Postado em 28/09/2018
Em sete décadas devotadas à representação, Fernanda Montenegro segue
no ofício de arrebatar plateias e grandes personalidades da cultura nacional
Nascida em 16 de outubro de 1929, no Rio de Janeiro, Fernanda Montenegro agrega 88 anos de vida a mais de 70 anos de trajetória pública. A atriz experimentou e experimenta sua versatilidade em diversas plataformas da dramaturgia, como rádio, televisão, cinema e teatro.
A ligação com os palcos é anterior ao diálogo estabelecido com amigos e colaboradores. Seu avô materno, Pedro Nieddu, fez parte da equipe de pedreiros que construiu o Theatro Municipal carioca, inaugurado em 1909. “Em 1959, na celebração do cinquentenário desse histórico teatro, estreamos o espetáculo O Mambembe”, relembra a atriz em um dos muitos flashes de memórias registradas em Fernanda Montenegro: Itinerário Fotobiográfico – lançamento das Edições Sesc São Paulo.
Sua estreia teatral se deu em Alegres Canções nas Montanhas, texto do escritor francês Julien Luchaire encenado no Teatro Copacabana, em 1950. Na ocasião, conheceu seu companheiro de vida, Fernando Torres.
Ainda na década de 1950, o TBC (Teatro Brasileiro de Comédia) reuniu Fernando e Fernanda, os atores Sérgio Britto e Ítalo Rossi e o diretor Gianni Ratto. Desse encontro, nasceu o Teatro dos Sete – iniciativa na qual o grupo participava da produção de todos os espetáculos – e a histórica montagem de O Mambembe (1959), ganhadora de prêmios de melhor espetáculo, diretor, cenógrafo e atriz.
Na época, Fernanda foi eleita Rainha das Atrizes pela Casa dos Artistas, também no Rio de Janeiro.
Outros sucessos fizeram parte da história do grupo, que durou seis anos e produziu 11 peças.
Em sete décadas de dedicação às artes cênicas, Fernanda Montenegro menciona que conviveu com mais de mil colegas, de diversas áreas. Do teatro, vieram parcerias recorrentes, como a de Rossi e Brito, que se tornaram grandes parceiros e amigos, e outros profissionais que ela faz questão de homenagear ao longo do livro, em especial no capítulo “Outras memórias afetivas”.
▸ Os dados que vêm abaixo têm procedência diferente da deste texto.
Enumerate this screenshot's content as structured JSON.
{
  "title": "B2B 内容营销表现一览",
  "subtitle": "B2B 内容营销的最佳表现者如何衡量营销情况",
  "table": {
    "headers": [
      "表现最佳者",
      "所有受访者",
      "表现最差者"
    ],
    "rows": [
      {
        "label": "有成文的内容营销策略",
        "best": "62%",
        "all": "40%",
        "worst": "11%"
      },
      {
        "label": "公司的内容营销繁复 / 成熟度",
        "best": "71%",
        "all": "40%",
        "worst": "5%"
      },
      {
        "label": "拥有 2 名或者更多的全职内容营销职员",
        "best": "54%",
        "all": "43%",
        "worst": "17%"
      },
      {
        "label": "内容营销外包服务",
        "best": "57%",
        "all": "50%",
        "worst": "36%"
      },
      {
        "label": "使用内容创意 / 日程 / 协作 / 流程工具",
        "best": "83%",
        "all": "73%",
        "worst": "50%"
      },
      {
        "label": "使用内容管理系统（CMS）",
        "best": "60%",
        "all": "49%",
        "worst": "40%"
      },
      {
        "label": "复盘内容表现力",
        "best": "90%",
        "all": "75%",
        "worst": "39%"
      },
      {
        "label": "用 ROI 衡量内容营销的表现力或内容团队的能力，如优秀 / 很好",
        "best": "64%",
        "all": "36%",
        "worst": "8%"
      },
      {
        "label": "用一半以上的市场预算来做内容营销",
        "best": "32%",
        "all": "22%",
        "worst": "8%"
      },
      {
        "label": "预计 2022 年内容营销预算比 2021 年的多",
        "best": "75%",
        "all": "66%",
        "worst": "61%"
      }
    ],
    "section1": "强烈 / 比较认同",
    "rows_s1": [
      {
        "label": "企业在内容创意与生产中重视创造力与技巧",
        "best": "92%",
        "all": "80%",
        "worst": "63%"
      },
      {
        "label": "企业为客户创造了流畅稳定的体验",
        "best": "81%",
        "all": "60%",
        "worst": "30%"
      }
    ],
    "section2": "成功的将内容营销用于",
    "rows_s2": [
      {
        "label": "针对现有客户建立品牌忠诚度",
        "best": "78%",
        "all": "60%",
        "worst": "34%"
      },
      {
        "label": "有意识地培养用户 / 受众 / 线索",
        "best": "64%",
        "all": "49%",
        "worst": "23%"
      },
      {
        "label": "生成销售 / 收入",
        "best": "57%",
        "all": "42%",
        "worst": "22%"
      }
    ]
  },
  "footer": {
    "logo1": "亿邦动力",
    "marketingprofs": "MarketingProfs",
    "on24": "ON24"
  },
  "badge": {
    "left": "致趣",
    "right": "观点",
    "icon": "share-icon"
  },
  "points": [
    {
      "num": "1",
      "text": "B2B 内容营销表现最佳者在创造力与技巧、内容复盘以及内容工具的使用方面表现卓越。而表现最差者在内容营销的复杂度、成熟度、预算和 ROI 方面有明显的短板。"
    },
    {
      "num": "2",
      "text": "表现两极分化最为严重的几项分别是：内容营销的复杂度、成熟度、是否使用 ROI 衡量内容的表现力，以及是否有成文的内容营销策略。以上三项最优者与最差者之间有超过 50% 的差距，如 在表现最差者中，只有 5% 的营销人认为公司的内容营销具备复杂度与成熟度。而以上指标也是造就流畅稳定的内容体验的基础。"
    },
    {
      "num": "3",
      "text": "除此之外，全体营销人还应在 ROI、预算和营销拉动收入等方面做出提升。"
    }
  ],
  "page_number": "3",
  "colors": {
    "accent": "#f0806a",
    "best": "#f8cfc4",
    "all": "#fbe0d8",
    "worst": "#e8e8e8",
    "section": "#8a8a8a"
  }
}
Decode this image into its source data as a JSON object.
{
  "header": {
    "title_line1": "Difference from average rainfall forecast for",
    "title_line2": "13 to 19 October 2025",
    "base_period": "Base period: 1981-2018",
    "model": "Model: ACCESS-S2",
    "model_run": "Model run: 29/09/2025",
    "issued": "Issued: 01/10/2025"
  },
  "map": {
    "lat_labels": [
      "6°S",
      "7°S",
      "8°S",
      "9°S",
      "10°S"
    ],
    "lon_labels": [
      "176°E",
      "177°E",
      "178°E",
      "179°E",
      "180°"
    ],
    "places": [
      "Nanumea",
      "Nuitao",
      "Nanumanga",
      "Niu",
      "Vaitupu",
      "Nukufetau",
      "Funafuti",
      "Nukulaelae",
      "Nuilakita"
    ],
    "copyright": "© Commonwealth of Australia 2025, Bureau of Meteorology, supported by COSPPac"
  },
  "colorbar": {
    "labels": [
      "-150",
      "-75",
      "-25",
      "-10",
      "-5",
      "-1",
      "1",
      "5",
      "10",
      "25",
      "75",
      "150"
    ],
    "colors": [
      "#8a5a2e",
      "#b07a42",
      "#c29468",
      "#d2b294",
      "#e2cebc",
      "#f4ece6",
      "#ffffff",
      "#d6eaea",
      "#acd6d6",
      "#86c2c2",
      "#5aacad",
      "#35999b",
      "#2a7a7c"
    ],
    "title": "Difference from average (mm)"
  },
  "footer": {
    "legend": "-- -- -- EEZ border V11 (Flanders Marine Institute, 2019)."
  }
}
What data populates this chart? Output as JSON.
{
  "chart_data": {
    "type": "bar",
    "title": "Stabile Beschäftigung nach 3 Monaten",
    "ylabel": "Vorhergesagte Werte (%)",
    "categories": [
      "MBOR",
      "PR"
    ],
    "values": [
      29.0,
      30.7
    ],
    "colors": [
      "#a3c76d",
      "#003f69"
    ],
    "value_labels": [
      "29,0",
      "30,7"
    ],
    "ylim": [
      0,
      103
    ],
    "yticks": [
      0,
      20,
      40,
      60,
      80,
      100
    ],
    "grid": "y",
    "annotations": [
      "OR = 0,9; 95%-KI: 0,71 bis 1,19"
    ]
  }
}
Nelson Rodrigues também contribuiu para a trajetória da atriz. Em 1961, o Teatro dos Sete produziu O Beijo no Asfalto, escrito especialmente para o grupo. O diálogo entre o dramaturgo e a intérprete durou oito meses, entre telefonemas de Fernanda e a feitura do texto. “Eu subi no meu próprio conceito quando entreguei à Fernanda O Beijo no Asfalto”, disse o escritor, em depoimento resgatado no livro, sobre a atriz.
Nos últimos anos, além de incursões pela TV e pelo cinema, levou aos palcos o monólogo Viver sem Tempos Mortos, baseado na obra de Simone de Beauvoir, uma das pensadoras mais influentes do século 20. No espetáculo dirigido por Felipe Hirsch, que já rendeu algumas temporadas desde sua estreia, em 2009, ela interpreta textos criados a partir das correspondências trocadas entre a autora francesa e o companheiro,
Jean Paul-Sartre. Fernanda relata que, no momento em que preparava o espetáculo, Fernando, seu companheiro de vida e profissão, falecia, tornando a simbologia do texto ainda mais profunda.
Recém-lançado pelas Edições Sesc São Paulo, Fernanda Montenegro: Itinerário Fotobiográfico é uma obra para quem se interessa pela cultura brasileira, pois a atriz, dama das artes cênicas, não se restringe aos palcos. Como ilustra o depoimento do diretor e cenógrafo italiano Gianni Ratto reproduzido no livro, ela é “realmente um fenômeno a ser considerado isoladamente, mais do que no contexto geral da arte teatral”.
Rico em fotos e depoimentos da atriz e de profissionais que conviveram com ela, o livro narra sua trajetória nos capítulos sobre sua infância e juventude, família, profissão e outros que gradualmente aproximam o leitor da grandeza artística e pessoal de Fernanda Montenegro, atributos percebidos como inseparáveis e expostos nas 500 páginas do volume.